Improper disposal of old machines—many IT Support teams fail to erase sensitive data from computers when they are decommissioned. Maybe they toss them out or rely on a recycling service to dispose of them. The problem is many criminals are on the lookout for old machines in hopes to find sensitive data. If your IT Support team isn’t vigilantly erasing information from old computers before they are discarded, it is very likely that someone is accessing sensitive information you were (and still are) responsible for keeping protected!

Distributed Denial of Service Attacks— security experts believe that distributed denial of service attacks (referred to as DDoS attacks in the industry) are likely to increase. The DDoS attacks are cyberattacks where the criminal seeks to make a machine or network resource unavailable to users either temporarily or indefinitely. You can think of it as if the criminal placed a crowd of people in front of a doorway, preventing you from going out. Often, DDoS attacks easily expose vulnerabilities in your network. Experts believe that DDoS attacks will expose and exploit more vulnerabilities across many types of devices (desktop, laptop, phones and tablets), giving criminals easy access to more lucrative sensitive data.

Okay, you’re concerned about your IT Security. What are some next steps?

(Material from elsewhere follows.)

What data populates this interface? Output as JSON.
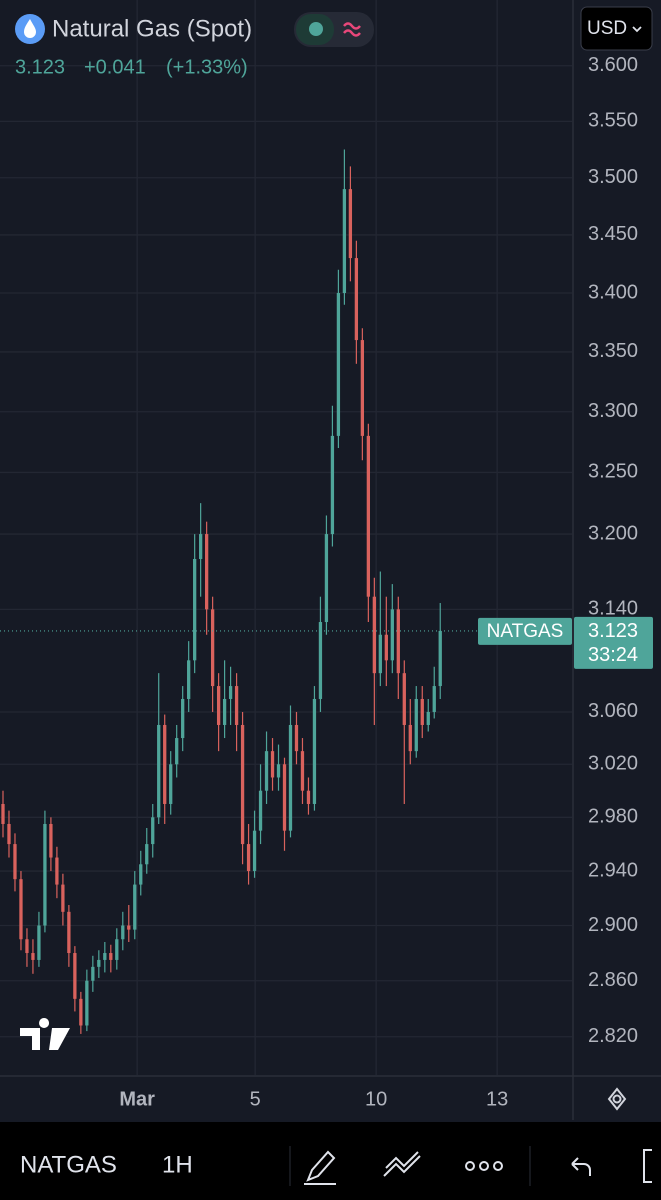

Make sure your machines are well-patched—as I mentioned above, unpatched machines are easy to exploit. Making sure your network is regularly patched is critically important to shoring up vulnerabilities.

Update your operating system—if you still are using legacy operating systems or software on your network, it might be easy targets to attack. If you need to use legacy systems for some reason, consider removing these machines from internet access.

Use a smart firewall—most hackers are able to break through legacy firewalls. Consider upgrading your firewall to a heuristic firewall that is able to best detect when suspicious traffic is going or coming from your network.

Use updated anti-virus—most folks don’t realize that their antivirus doesn’t update on its own. If you have an old un-updated antivirus monitoring your network, you’re likely not detecting the viruses that are currently creating havoc.

Regularly monitor your computers—even with prevention and detection, if your IT Support is not routinely monitoring your network for suspicious activity or testing that patches and updates were successful, you are likely still vulnerable to hacks. Good IT Support monitor for suspicious activity and investigate to make sure your network is safe.

Regularly back up your data—most businesses that I’ve assessed fail to have regular backups. That means if they were to get hacked or even lose power, they may lose hundreds of hours’ worth of work. Having routine backups helps you recover from a ransom attack with little problems.

Consider a second opinion from a 3rd party security expert—many of the mediation steps to secure your network take time and often it’s hard for someone not fluent in IT Security to assuredly know that their network is adequately securing your business data. Many businesses opt for a 3rd party security assessment to make sure that all of their ducks are in a row.